Johanna Dadap Smolders on “The World’s Gone Up In Smoke”

By Deuce

There’s good work on Johanna Dadap’s single “The World’s Gone Up in Smoke”, which manages to achieve a couple points of noteworthiness.

For the most part the track is a piano-laden ballad. It’s simple and hearkens back to a time, perhaps, in which society and its post-modernist trappings were, as well. However, there’s a smattering of guitar (which almost sounds tubed sometimes, yet always expressive) that punctuates some of those chords, making them more plaintive in parts, and helping them to spark a sense of vibrancy in others.

It greatly appears that all of the above is credited to Paul “Taffy” White, who also produced the tune.

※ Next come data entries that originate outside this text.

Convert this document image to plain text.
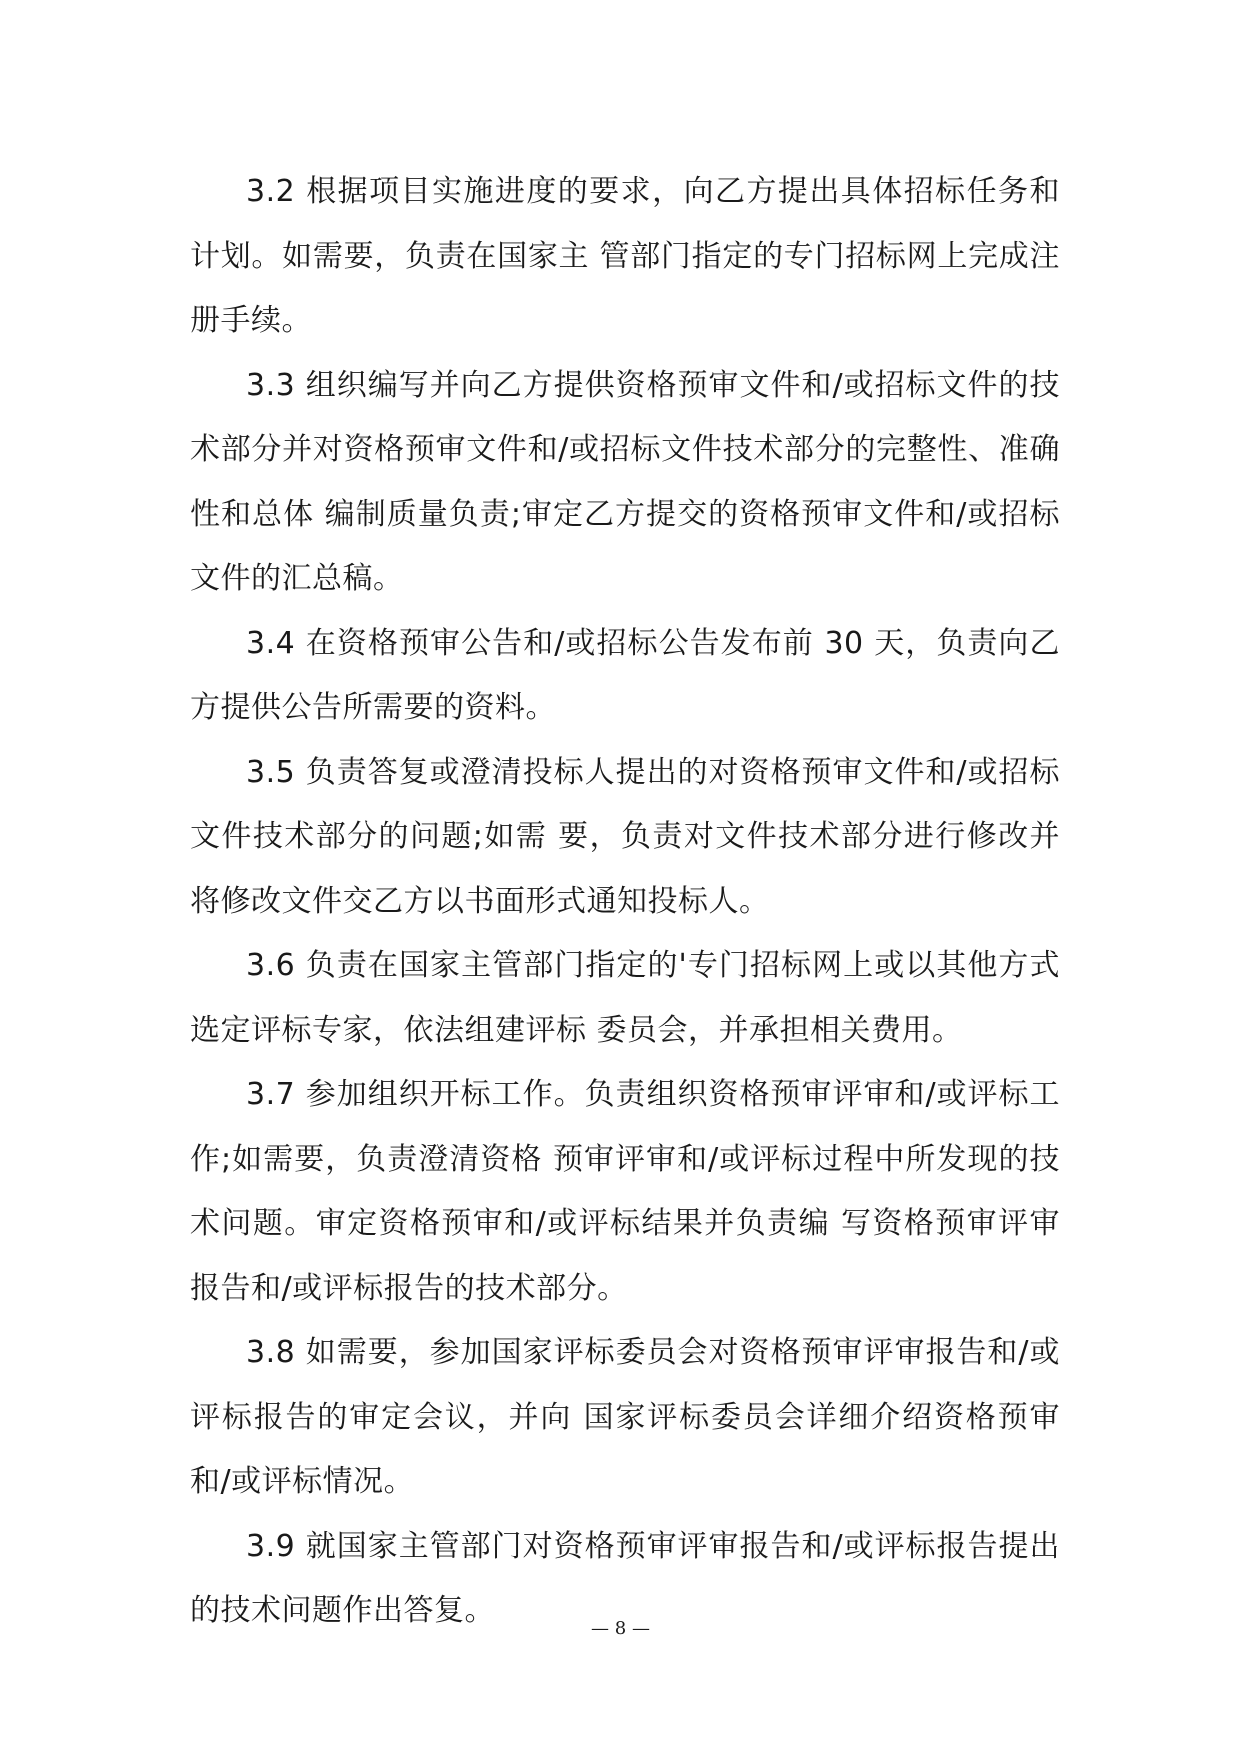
3.2 根据项目实施进度的要求，向乙方提出具体招标任务和计划。如需要，负责在国家主 管部门指定的专门招标网上完成注册手续。

3.3 组织编写并向乙方提供资格预审文件和/或招标文件的技术部分并对资格预审文件和/或招标文件技术部分的完整性、准确性和总体 编制质量负责;审定乙方提交的资格预审文件和/或招标文件的汇总稿。

3.4 在资格预审公告和/或招标公告发布前 30 天，负责向乙方提供公告所需要的资料。

3.5 负责答复或澄清投标人提出的对资格预审文件和/或招标文件技术部分的问题;如需 要，负责对文件技术部分进行修改并将修改文件交乙方以书面形式通知投标人。

3.6 负责在国家主管部门指定的'专门招标网上或以其他方式选定评标专家，依法组建评标 委员会，并承担相关费用。

3.7 参加组织开标工作。负责组织资格预审评审和/或评标工作;如需要，负责澄清资格 预审评审和/或评标过程中所发现的技术问题。审定资格预审和/或评标结果并负责编 写资格预审评审报告和/或评标报告的技术部分。

3.8 如需要，参加国家评标委员会对资格预审评审报告和/或评标报告的审定会议，并向 国家评标委员会详细介绍资格预审和/或评标情况。

3.9 就国家主管部门对资格预审评审报告和/或评标报告提出的技术问题作出答复。

— 8 —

Mind you, this is a five-plus-minute song, so the preceding formula proves to be a gripping combination with Dadap’s winsome vocals for about the first verse and hook.

Her voice itself is husky and well-timed, although it’s difficult to understand what she says at times. The sentiment of the cut, however, and the melody she invokes are unmistakable, and are the centrifugal force around which the song is built. She sounds best when she’s harmonizing with herself, taking up a couple background tracks to protract some sweet sounding “aahs” that impress with their sensitivity and pleasing delivering.

From a purely songwriting viewpoint Dadap isn’t above utilizing a variety of clichés, which will likely change in time with practice. However, there’s a moment in which Taffy kicks in a clean rim shot, a full-fledged drum pattern, and a smooth bass drop to propel the tune into what’s arguably the zenith of its movements during this number.

That’s when all the promise of the first part of the cut truly materialize. There’s a rhythmic pace to the work, more lamenting by the vocalist, and that electric guitar of Taffy’s begins to cascade, showcasing some of the best moments on the song. Plus, Dadap really opens up on her background vocalizing, which only makes the verses and hook that much better, giving the listener something to which to look forward.

At times the guitar takes on country and western pretensions, but the melody is too pure and the message much too unadulterated for that genre. In this respect Dadap shows much promise, possibly hinting at future tracks to come.